Д.В.Ж.Д. 2035 - Степан Тё
Шрифт:
Интервал:
Закладка:
Мы растянулись по перрону, перебрасываясь шутками и подколами.
- Батя, там человек у дома! - крикнула с турели Ленка, рассматривая округу в прицел снайперской винтовки.
Человек? Человек - это хорошо. Если есть люди, то может, будет, чем поменяться? Угля нам надо. Да и навешать люлей за стыренные рельсы не мешало бы, а то так хочется всё повесить на шаровую молнию.
- Вооружён?
- Не вижу оружия.
Народ как-то сразу стал серьёзным, собрался. Оружия смотрели в сторону ближайшей улицы. Все настороже.
- Так, четверо со мной, остальные тут ждите, - буркнул я.
Артём, Алфёров, Салават и Брусов, вооружённые и бронированные больше всех прочих, пошли со мной вглубь улицы.

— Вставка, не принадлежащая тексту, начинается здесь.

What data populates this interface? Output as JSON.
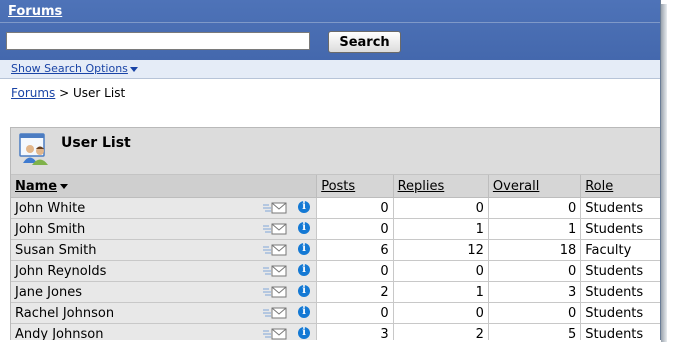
{
  "header": {
    "title": "Forums"
  },
  "search": {
    "value": "",
    "button_label": "Search"
  },
  "options": {
    "link_label": "Show Search Options"
  },
  "breadcrumb": {
    "root": "Forums",
    "separator": ">",
    "current": "User List"
  },
  "panel": {
    "title": "User List"
  },
  "table": {
    "columns": {
      "name": "Name",
      "posts": "Posts",
      "replies": "Replies",
      "overall": "Overall",
      "role": "Role"
    },
    "rows": [
      {
        "name": "John White",
        "posts": "0",
        "replies": "0",
        "overall": "0",
        "role": "Students"
      },
      {
        "name": "John Smith",
        "posts": "0",
        "replies": "1",
        "overall": "1",
        "role": "Students"
      },
      {
        "name": "Susan Smith",
        "posts": "6",
        "replies": "12",
        "overall": "18",
        "role": "Faculty"
      },
      {
        "name": "John Reynolds",
        "posts": "0",
        "replies": "0",
        "overall": "0",
        "role": "Students"
      },
      {
        "name": "Jane Jones",
        "posts": "2",
        "replies": "1",
        "overall": "3",
        "role": "Students"
      },
      {
        "name": "Rachel Johnson",
        "posts": "0",
        "replies": "0",
        "overall": "0",
        "role": "Students"
      },
      {
        "name": "Andy Johnson",
        "posts": "3",
        "replies": "2",
        "overall": "5",
        "role": "Students"
      }
    ]
  },
  "icons": {
    "mail": "send-mail-icon",
    "info": "info-icon",
    "users": "user-list-icon"
  },
  "colors": {
    "header": "#4a6fb4",
    "link": "#1a44a6",
    "info": "#1479d4"
  }
}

Да, точно. Человек. Мужчина средних лет. Застыл и ждёт нас в конце улицы. Хоть бы навстречу пошёл. Боится? Да, в этом мире есть чего бояться. Страх - твой лучший защитник. Его много не бывает.
Идём быстрым шагом, бодрые, весёлые. Странные силы переполняют тело. Я сам как будто выпил три чашки кофе, да и ребята как будто под действием энергетиков или наркотиков типа экстази. Неясное возбуждение.
Мы все резко замерли - мужик исчез. Это шок, когда объект, к которому ты движешься по прямой, вдруг исчезает. Мозг сразу теряется, начинает паниковать. Какие ещё миражи в умеренном поясе? Не могло же нам за пять минут голову напечь. Массовый солнечный удар?
- Это ещё что за дела? - В сердцах сплюнул Алфёров, опуская винтовку дулом к земле. - Куда он делся? Я что-то пропустил?
- Ребят, вы тоже её больше не видите? - обратился Салават.
- Её? Ты чего городишь? Там был дед. - Заспорил Артём.
- Какой дед, когда мужик? – Негодовал Алфёров.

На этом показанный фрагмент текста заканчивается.